Fleet electrification is also part of the network plan. The Australian Government has announced a $40.5m investment for electric vehicles for Australia Post, adding to an existing fleet of more than 5,100 electric vehicles. The investment is expected to reduce diesel use by nearly 900,000 litres and cut carbon emissions.

The parcel market is asking operators to handle more ecommerce volume, wider delivery geographies, higher tracking expectations, and more complex customer options while cost inputs move sharply.
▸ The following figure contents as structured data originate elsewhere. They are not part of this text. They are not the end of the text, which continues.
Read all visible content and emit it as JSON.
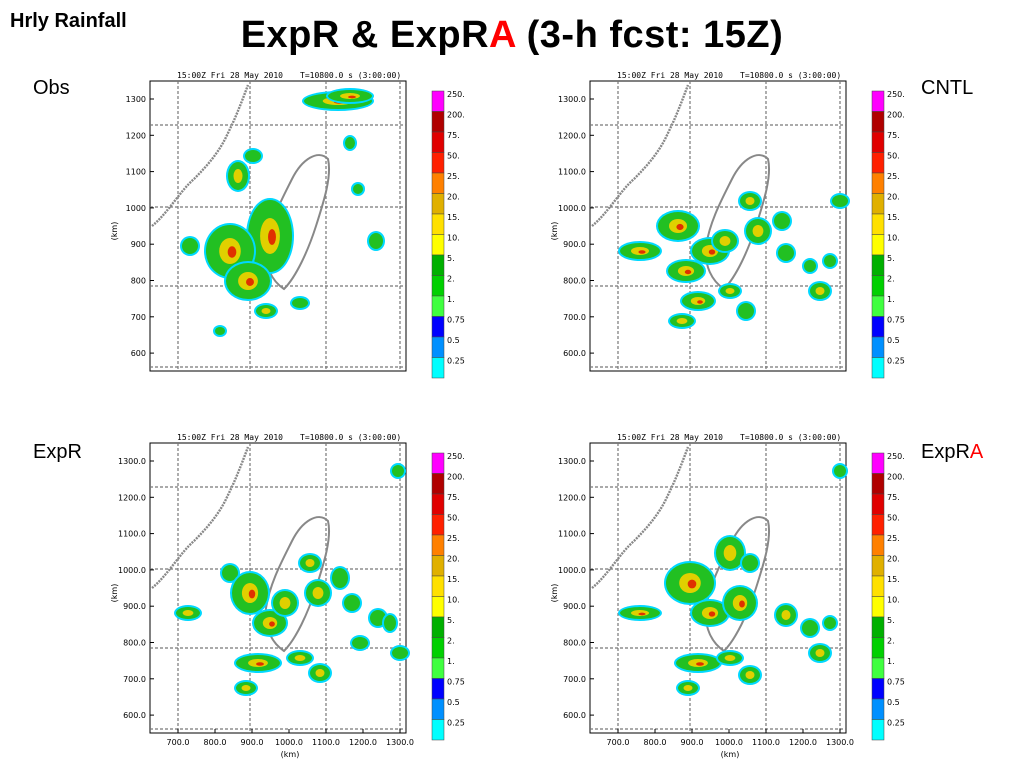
{
  "corner_label": "Hrly Rainfall",
  "title": {
    "main": "ExpR & ExpR",
    "accent": "A",
    "suffix": " (3-h fcst: 15Z)"
  },
  "panel_header": {
    "time": "15:00Z Fri 28 May 2010",
    "tinfo": "T=10800.0 s (3:00:00)"
  },
  "y_ticks": [
    "1300.0",
    "1200.0",
    "1100.0",
    "1000.0",
    "900.0",
    "800.0",
    "700.0",
    "600.0"
  ],
  "y_ticks_obs": [
    "1300",
    "1200",
    "1100",
    "1000",
    "900",
    "800",
    "700",
    "600"
  ],
  "x_ticks": [
    "700.0",
    "800.0",
    "900.0",
    "1000.0",
    "1100.0",
    "1200.0",
    "1300.0"
  ],
  "axis_unit": "(km)",
  "colorbar": {
    "labels": [
      "250.",
      "200.",
      "75.",
      "50.",
      "25.",
      "20.",
      "15.",
      "10.",
      "5.",
      "2.",
      "1.",
      "0.75",
      "0.5",
      "0.25"
    ],
    "colors": [
      "#ff00ff",
      "#b00000",
      "#e00000",
      "#ff2000",
      "#ff8000",
      "#e0b000",
      "#ffe000",
      "#ffff00",
      "#00b000",
      "#00d000",
      "#40ff40",
      "#0000ff",
      "#0090ff",
      "#00ffff"
    ]
  },
  "panels": [
    {
      "id": "obs",
      "label": "Obs",
      "accent": ""
    },
    {
      "id": "cntl",
      "label": "CNTL",
      "accent": ""
    },
    {
      "id": "expr",
      "label": "ExpR",
      "accent": ""
    },
    {
      "id": "expra",
      "label": "ExpR",
      "accent": "A"
    }
  ]
}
Fuel volatility is especially difficult because it affects linehaul, local delivery, contractor costs, and pricing discussions with larger shippers.

Parcel networks cannot solve fuel exposure through pricing alone. Facility placement, route density, sortation performance, first-time delivery success, vehicle utilisation, and cleaner fleet deployment all shape the cost base. Depot and hub investment therefore sits alongside fuel surcharges and EV procurement rather than behind them.

Similar network-level changes are taking place in Europe, where PostNL’s upgrade of around 14,000 parcel handheld terminals is strengthening execution at the driver and depot level. Device reliability, scan speed, navigation, proof-of-delivery capture, and delivery visibility all feed directly into route performance and customer service.

Australia Post’s sustainability work is also becoming more operationally grounded. Electric delivery vehicles can reduce diesel exposure and emissions, but they require suitable routes, depot charging, maintenance planning, and vehicle availability. Fleet electrification becomes more useful when it is tied to parcel network design rather than treated as a separate environmental programme.

The universal service role makes the challenge more complex. Parcel growth creates commercial opportunity, but declining letters leave a legacy network to support while competitors focus on the more profitable parts of the delivery market. Maintaining national coverage while building new parcel infrastructure places a premium on disciplined capital allocation.

Australia Post is adding capacity, modernising regional and metropolitan facilities, and shifting part of the fleet away from diesel. The practical measure will be whether those investments improve parcel productivity fast enough to offset fuel volatility, rising customer expectations, and the continuing erosion of traditional mail economics.